42. Adil yargılanma hakkının ihlalinin sonuçlarının ortadan
kaldırılması için yeniden yargılama yapılmasında hukuki yarar bulunduğu
sonucuna varıldığından tazminat talebinin reddine karar verilmesi gerekir.
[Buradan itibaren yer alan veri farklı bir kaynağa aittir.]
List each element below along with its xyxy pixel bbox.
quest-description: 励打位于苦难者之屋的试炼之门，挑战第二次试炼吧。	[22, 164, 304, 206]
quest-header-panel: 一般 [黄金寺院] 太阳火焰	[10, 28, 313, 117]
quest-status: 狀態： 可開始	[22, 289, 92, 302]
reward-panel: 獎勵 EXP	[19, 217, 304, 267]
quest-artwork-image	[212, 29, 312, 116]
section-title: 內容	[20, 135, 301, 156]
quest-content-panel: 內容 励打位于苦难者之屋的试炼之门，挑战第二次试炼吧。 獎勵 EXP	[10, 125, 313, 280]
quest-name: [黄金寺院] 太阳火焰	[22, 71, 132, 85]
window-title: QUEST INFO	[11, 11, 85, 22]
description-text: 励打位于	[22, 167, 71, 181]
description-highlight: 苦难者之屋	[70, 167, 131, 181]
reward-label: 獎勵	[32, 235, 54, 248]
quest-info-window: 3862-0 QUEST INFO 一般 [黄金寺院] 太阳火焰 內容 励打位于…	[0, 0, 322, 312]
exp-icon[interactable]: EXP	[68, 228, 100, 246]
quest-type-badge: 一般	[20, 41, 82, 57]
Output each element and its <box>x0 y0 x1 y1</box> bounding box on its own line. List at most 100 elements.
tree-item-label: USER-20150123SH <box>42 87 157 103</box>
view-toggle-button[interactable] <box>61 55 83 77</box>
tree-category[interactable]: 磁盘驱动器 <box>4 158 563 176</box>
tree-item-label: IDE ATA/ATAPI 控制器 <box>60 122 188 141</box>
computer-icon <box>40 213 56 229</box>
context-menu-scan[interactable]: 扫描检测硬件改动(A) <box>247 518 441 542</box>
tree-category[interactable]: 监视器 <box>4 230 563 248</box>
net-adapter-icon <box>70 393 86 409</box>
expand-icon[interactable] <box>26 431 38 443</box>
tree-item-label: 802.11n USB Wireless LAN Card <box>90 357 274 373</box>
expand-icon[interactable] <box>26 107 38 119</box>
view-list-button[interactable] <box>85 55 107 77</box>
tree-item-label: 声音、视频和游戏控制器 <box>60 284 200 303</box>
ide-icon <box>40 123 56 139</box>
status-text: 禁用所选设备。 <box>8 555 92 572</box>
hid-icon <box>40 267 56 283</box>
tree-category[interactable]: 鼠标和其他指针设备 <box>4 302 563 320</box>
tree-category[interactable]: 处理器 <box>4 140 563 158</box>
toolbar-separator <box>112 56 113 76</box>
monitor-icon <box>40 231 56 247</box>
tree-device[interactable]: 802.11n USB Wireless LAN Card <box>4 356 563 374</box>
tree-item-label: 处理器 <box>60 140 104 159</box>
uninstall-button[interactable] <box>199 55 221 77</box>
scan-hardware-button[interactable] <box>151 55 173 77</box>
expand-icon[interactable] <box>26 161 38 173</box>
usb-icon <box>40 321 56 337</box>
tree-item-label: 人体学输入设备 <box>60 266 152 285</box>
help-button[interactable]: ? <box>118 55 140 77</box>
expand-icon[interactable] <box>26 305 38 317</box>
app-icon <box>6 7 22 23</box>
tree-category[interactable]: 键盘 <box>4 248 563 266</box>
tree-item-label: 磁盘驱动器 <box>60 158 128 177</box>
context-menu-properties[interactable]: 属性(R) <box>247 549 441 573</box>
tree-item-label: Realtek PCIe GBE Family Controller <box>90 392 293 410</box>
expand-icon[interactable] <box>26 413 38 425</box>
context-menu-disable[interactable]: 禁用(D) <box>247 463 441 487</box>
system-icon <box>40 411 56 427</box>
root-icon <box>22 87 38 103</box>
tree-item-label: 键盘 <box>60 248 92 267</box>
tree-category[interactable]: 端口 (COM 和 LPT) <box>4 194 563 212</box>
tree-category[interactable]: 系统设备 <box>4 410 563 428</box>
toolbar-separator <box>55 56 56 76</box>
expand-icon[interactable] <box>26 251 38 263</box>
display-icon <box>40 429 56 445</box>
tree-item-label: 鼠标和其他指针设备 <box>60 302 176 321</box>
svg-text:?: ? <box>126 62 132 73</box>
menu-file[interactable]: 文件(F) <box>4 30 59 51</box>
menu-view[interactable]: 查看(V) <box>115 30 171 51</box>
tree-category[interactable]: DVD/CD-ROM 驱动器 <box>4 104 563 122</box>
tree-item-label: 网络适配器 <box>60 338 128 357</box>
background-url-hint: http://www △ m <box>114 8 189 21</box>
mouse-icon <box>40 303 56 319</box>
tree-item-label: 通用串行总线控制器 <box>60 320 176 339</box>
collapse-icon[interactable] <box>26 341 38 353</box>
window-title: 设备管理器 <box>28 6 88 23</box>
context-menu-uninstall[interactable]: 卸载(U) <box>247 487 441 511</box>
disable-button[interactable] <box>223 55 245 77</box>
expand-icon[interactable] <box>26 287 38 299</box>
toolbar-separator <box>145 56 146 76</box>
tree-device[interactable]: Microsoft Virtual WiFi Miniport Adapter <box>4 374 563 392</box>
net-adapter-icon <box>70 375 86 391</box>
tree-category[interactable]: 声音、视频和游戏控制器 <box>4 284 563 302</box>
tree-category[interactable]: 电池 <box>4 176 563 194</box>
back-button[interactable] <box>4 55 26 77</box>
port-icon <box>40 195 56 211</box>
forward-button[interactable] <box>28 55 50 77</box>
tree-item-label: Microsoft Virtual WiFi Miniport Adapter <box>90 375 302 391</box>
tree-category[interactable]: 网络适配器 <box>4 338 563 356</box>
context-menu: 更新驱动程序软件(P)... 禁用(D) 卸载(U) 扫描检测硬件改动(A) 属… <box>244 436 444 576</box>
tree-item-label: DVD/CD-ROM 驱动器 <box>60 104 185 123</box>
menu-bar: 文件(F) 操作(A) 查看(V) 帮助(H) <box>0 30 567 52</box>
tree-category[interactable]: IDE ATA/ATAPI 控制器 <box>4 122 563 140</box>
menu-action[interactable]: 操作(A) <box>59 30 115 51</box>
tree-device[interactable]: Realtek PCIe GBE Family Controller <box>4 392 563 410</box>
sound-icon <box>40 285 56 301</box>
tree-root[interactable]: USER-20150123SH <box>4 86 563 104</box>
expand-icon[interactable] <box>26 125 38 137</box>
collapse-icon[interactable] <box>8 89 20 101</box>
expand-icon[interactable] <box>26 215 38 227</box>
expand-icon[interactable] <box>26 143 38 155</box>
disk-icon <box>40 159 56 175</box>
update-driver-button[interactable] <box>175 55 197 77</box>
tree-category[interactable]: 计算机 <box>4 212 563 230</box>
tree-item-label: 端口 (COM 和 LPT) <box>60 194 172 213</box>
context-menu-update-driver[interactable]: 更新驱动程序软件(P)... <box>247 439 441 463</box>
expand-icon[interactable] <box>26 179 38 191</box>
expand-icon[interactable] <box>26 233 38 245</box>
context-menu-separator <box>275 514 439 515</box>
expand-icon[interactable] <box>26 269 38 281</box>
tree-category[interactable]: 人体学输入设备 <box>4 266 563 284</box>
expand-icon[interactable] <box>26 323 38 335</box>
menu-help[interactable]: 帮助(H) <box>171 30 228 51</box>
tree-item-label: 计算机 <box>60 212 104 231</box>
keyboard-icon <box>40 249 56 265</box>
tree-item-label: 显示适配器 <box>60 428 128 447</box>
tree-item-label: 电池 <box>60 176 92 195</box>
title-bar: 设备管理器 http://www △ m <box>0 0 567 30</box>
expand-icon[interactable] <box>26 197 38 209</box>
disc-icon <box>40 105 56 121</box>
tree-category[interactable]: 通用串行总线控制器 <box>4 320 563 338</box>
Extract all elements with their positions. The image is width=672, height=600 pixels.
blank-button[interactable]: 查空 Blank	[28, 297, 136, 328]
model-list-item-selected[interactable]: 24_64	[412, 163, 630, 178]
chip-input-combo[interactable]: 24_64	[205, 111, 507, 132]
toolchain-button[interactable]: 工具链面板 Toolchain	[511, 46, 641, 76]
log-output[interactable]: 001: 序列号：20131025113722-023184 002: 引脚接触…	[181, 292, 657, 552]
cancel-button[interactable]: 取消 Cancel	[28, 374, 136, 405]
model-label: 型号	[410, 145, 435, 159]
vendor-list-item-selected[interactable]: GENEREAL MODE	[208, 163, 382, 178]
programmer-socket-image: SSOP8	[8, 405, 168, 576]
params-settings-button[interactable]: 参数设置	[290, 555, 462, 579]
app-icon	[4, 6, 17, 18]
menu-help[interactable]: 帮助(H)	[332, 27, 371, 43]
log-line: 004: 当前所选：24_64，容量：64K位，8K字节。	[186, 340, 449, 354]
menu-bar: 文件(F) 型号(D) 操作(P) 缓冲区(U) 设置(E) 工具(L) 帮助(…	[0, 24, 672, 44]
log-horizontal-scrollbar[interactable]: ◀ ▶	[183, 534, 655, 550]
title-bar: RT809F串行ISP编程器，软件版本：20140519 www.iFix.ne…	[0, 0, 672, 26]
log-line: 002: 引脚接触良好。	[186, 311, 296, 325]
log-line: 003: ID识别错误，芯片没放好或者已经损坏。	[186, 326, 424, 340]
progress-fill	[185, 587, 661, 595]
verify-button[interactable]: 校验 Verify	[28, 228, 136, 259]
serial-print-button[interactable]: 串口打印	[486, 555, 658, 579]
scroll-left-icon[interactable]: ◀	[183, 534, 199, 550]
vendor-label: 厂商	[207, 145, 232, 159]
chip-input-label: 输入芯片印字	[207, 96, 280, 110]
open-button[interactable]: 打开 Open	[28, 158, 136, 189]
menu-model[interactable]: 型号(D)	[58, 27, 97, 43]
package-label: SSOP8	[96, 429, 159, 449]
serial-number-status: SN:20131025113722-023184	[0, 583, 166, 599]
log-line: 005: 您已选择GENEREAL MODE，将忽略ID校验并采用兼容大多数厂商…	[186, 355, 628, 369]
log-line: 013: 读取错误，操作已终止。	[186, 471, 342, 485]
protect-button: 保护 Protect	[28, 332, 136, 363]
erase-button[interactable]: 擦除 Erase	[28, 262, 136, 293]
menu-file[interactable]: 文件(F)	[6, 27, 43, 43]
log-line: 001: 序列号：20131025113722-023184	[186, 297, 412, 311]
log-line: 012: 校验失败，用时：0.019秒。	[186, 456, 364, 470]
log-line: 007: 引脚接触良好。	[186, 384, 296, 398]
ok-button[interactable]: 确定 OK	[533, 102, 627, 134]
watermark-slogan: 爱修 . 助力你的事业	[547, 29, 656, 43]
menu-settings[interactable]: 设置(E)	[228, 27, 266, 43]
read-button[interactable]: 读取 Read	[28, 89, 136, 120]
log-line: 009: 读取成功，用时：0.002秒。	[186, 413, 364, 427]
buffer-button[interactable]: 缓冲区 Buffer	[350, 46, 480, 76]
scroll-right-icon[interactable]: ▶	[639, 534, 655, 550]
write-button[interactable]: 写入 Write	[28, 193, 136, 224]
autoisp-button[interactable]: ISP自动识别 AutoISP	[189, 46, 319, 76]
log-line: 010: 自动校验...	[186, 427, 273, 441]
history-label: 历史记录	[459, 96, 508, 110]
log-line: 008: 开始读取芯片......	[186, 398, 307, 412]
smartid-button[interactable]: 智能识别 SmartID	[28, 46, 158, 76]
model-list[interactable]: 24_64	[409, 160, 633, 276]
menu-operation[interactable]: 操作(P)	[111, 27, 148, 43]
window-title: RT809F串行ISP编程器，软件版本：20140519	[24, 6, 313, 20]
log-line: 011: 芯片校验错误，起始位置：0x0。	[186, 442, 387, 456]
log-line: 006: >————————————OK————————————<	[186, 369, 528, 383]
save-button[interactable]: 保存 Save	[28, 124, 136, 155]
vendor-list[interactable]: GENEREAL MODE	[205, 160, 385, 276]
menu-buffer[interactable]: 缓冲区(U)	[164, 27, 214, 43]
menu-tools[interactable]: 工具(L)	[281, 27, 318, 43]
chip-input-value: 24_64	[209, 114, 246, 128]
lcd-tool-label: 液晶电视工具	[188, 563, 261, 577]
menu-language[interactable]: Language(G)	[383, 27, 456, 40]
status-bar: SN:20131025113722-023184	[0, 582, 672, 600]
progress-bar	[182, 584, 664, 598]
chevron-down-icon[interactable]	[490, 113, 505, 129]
43. Dosyadaki belgelerden tespit edilen 239,50 TL harcın
başvuruculara ayrı ayrı, 1.980 TL vekâlet ücretinin müştereken ödenmesine karar
verilmesi gerekir.
VI. HÜKÜM
Açıklanan gerekçelerle;
A. Başvurucular Zekeriyya Karaoğlan ve
Muharrem Akca'nın başvurusunun DÜŞMESİNE,
B. Diğer başvurucular yönünden;
1. Adil yargılanma hakkı kapsamındaki hakkaniyete uygun
yargılanma hakkının ihlal edildiğine ilişkin iddianın KABUL EDİLEBİLİR
OLDUĞUNA,
2. Anayasa’nın 36. maddesinde güvence altına alınan hakkaniyete
uygun yargılanma hakkının İHLAL EDİLDİĞİNE,
3. Kararın bir örneğinin hakkaniyete uygun yargılanma hakkının
ihlalinin sonuçlarının ortadan kaldırılması için yeniden yargılama yapılmak üzere
Kütahya 2. İş Mahkemesine GÖNDERİLMESİNE,
4. Başvurucuların tazminat taleplerinin REDDİNE,
5. 239,50 TL harcın BAŞVURUCULARA AYRI AYRI ve 1.980 TL vekâlet
ücretinin BAŞVURUCULARA MÜŞTEREKEN ÖDENMESİNE,
6. Ödemenin, kararın tebliğini takiben başvurucuların Hazine ve
Maliye Bakanlığına başvuru tarihinden itibaren dört ay içinde yapılmasına,
ödemede gecikme olması hâlinde bu sürenin sona erdiği tarihten ödeme tarihine
kadar geçen süre için yasal FAİZ UYGULANMASINA,
C. Kararın bir örneğinin bilgi için Yargıtay 22. Hukuk Dairesine
GÖNDERİLMESİNE,
D. Kararın bir örneğinin Adalet Bakanlığına GÖNDERİLMESİNE
25/12/2018 tarihinde OYBİRLİĞİYLE karar verildi.